Environmental policy in the context of complex systems: Statistical optimization and sensitivity analysis for ABMs
Dylan Munson, Arijit Dey, Simon Mak
TL;DR
The paper tackles the computational bottleneck of using agent-based models (ABMs) for environmental policy design by coupling a statistical sensitivity analysis with ML-based policy optimization. It introduces a Gaussian process–based additivity test to assess whether the optimal policy x*(θ) depends on state variables θ, and a Bayesian optimization framework with Expected Improvement to efficiently search costly ABMs for θ-dependent optima. Applied to an extended Sugarscape ABM with pollution, the framework rapidly identifies interpretable policies that outperform baselines and provides dynamic analyses that connect with economic theory. This work demonstrates a practical path to harness ABMs for policy design and outlines directions for multi-objective optimization and empirical calibration.
Abstract
Coupled human-environment systems are increasingly being understood as complex adaptive systems (CAS), in which micro-level interactions between components lead to emergent behavior. Agent-based models (ABMs) hold great promise for environmental policy design by capturing such complex behavior, enabling a sophisticated understanding of potential interventions. One limitation, however, is that ABMs can be computationally costly to simulate, which hinders their use for policy optimization.

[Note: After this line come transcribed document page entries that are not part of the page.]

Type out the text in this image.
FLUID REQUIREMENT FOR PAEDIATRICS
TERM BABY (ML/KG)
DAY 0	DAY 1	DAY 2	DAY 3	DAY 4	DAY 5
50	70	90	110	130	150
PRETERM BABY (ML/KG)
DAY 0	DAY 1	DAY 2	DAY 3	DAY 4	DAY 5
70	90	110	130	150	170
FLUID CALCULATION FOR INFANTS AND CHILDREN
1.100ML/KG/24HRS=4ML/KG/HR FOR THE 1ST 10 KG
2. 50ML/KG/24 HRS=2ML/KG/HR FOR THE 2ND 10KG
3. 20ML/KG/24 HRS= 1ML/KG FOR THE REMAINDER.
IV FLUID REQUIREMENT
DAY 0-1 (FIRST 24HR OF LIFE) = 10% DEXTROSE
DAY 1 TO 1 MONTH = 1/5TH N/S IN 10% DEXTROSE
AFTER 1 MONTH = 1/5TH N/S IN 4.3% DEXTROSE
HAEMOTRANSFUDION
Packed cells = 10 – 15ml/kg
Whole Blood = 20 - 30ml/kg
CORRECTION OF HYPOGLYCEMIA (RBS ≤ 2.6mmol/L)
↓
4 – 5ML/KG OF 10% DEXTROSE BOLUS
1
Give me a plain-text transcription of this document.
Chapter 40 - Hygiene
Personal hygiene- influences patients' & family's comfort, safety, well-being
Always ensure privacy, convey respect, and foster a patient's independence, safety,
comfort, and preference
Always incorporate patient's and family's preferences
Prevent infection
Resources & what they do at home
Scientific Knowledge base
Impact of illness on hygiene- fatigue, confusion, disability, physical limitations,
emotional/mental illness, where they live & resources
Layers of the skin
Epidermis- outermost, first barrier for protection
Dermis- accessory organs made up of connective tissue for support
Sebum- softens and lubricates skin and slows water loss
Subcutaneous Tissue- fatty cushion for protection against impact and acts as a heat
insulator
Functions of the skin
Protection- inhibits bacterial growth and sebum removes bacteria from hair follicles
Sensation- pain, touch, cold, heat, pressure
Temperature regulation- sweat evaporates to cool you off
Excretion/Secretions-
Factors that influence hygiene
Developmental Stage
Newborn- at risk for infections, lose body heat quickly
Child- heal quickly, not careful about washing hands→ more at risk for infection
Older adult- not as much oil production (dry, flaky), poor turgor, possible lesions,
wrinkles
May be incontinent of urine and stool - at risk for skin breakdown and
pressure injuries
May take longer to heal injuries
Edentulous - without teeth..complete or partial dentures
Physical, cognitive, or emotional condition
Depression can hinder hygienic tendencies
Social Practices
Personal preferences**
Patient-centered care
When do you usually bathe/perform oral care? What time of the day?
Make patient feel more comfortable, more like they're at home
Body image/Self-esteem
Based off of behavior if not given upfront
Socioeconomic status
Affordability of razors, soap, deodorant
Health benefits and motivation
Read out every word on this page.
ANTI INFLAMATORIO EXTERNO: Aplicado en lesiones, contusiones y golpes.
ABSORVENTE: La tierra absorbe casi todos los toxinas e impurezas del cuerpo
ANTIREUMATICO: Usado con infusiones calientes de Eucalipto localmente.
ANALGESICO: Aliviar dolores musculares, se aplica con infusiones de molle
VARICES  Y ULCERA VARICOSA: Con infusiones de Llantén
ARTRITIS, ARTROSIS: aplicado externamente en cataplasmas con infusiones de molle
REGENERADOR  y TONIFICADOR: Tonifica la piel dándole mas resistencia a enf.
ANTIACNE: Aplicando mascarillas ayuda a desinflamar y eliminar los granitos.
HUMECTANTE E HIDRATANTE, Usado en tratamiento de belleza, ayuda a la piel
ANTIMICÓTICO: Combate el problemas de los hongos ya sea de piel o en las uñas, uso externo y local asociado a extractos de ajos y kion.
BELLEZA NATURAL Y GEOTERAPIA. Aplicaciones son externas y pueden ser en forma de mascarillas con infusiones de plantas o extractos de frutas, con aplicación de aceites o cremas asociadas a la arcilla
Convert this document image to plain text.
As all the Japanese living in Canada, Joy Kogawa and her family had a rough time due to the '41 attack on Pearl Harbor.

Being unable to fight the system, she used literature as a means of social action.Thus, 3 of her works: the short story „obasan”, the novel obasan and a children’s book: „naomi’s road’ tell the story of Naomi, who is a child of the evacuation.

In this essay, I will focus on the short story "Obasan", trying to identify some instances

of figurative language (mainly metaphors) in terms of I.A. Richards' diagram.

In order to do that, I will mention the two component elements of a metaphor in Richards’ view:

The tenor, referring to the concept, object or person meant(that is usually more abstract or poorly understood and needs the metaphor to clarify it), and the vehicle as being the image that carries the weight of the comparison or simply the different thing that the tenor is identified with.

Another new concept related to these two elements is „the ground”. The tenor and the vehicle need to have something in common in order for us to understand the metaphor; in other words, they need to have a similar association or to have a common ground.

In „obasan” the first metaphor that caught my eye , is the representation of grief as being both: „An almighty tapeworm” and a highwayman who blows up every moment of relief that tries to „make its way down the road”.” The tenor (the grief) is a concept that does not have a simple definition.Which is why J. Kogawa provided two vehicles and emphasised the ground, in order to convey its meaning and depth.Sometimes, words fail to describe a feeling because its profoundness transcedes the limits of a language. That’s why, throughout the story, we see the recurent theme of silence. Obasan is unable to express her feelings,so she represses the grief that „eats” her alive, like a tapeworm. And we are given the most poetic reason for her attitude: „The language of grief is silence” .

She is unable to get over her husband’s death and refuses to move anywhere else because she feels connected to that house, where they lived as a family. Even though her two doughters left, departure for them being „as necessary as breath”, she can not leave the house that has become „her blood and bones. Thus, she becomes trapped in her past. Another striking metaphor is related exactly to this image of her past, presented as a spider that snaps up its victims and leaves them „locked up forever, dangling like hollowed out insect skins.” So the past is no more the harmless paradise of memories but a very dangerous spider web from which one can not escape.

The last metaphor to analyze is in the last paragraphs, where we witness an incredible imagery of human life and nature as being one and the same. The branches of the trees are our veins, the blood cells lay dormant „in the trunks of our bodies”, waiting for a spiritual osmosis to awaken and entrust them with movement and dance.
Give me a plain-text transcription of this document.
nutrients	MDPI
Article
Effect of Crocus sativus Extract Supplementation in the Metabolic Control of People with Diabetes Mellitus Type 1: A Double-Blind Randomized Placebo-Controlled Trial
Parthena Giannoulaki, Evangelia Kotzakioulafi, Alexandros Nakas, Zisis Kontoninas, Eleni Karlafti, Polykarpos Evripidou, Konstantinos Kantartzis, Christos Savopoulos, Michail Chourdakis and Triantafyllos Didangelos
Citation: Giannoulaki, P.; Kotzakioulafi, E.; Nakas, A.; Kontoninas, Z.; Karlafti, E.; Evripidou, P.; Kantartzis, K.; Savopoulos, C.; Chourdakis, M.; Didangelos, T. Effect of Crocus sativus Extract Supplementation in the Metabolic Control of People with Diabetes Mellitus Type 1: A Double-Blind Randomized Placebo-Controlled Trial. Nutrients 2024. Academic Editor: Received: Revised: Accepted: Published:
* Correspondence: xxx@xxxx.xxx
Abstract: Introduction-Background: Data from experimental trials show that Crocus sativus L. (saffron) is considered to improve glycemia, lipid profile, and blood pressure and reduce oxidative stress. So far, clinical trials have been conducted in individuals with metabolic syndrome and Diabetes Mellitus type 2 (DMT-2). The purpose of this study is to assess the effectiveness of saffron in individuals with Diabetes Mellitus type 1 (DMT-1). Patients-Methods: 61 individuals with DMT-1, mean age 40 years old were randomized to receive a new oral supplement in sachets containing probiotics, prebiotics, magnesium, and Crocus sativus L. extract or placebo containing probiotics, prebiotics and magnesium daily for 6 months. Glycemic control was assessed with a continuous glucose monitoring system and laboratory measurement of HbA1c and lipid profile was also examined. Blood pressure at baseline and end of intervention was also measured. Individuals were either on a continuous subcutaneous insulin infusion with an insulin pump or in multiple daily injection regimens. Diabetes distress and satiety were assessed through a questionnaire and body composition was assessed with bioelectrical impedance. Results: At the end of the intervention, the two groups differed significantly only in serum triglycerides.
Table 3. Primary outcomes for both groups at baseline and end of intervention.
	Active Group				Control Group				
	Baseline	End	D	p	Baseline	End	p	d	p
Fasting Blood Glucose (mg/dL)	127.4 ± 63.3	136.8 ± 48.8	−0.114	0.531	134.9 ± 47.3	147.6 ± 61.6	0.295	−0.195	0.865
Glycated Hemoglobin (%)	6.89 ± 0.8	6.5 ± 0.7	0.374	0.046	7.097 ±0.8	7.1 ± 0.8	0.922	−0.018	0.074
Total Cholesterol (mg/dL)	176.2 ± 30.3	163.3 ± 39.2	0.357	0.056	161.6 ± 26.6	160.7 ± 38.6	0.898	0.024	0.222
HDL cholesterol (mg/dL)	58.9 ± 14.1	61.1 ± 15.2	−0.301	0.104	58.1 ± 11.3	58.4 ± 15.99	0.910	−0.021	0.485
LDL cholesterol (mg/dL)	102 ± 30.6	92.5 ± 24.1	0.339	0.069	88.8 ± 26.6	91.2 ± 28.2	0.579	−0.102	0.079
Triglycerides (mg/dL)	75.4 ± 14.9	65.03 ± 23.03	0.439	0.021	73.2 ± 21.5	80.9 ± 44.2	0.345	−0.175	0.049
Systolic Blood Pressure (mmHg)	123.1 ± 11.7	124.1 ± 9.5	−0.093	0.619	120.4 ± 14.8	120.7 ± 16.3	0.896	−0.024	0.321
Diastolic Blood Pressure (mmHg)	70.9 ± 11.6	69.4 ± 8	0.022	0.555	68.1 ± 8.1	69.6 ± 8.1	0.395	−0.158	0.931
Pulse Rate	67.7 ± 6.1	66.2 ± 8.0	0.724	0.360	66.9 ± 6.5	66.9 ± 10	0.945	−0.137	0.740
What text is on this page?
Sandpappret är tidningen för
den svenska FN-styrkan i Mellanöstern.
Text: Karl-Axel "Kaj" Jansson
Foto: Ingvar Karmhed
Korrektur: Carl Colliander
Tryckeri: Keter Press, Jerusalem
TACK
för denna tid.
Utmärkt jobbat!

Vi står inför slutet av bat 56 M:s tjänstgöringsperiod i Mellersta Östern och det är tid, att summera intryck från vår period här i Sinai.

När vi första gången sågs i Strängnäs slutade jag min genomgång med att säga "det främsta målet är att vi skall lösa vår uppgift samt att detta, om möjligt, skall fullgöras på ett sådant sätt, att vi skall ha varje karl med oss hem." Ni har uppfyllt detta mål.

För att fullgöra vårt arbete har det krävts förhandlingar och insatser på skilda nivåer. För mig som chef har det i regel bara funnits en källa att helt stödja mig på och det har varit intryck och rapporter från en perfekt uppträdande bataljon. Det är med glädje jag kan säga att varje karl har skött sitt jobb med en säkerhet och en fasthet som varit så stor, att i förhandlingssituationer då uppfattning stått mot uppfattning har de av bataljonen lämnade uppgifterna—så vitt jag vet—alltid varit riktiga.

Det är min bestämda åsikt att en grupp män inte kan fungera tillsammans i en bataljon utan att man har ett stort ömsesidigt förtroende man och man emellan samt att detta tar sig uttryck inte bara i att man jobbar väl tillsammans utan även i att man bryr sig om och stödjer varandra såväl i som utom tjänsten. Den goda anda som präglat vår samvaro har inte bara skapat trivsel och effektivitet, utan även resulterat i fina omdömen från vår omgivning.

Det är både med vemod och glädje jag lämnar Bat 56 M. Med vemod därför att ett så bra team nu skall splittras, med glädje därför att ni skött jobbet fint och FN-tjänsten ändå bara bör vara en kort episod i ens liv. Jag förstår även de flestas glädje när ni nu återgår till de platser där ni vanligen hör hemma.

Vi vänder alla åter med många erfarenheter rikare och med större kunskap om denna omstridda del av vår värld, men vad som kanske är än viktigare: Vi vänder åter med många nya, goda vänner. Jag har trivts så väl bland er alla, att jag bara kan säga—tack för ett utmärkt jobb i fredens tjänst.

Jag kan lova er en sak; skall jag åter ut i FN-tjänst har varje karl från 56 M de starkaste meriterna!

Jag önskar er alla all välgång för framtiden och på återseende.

To address this, we propose a new statistical framework that exploits machine learning techniques to accelerate policy optimization with costly ABMs. We first develop a statistical approach for sensitivity testing of the optimal policy, then leverage a reinforcement learning method for efficient policy optimization. We test this framework on the classic ``Sugarscape'' model, an ABM for resource harvesting. We show that our approach can quickly identify optimal and interpretable policies that improve upon baseline techniques, with insightful sensitivity and dynamic analyses that connect back to economic theory.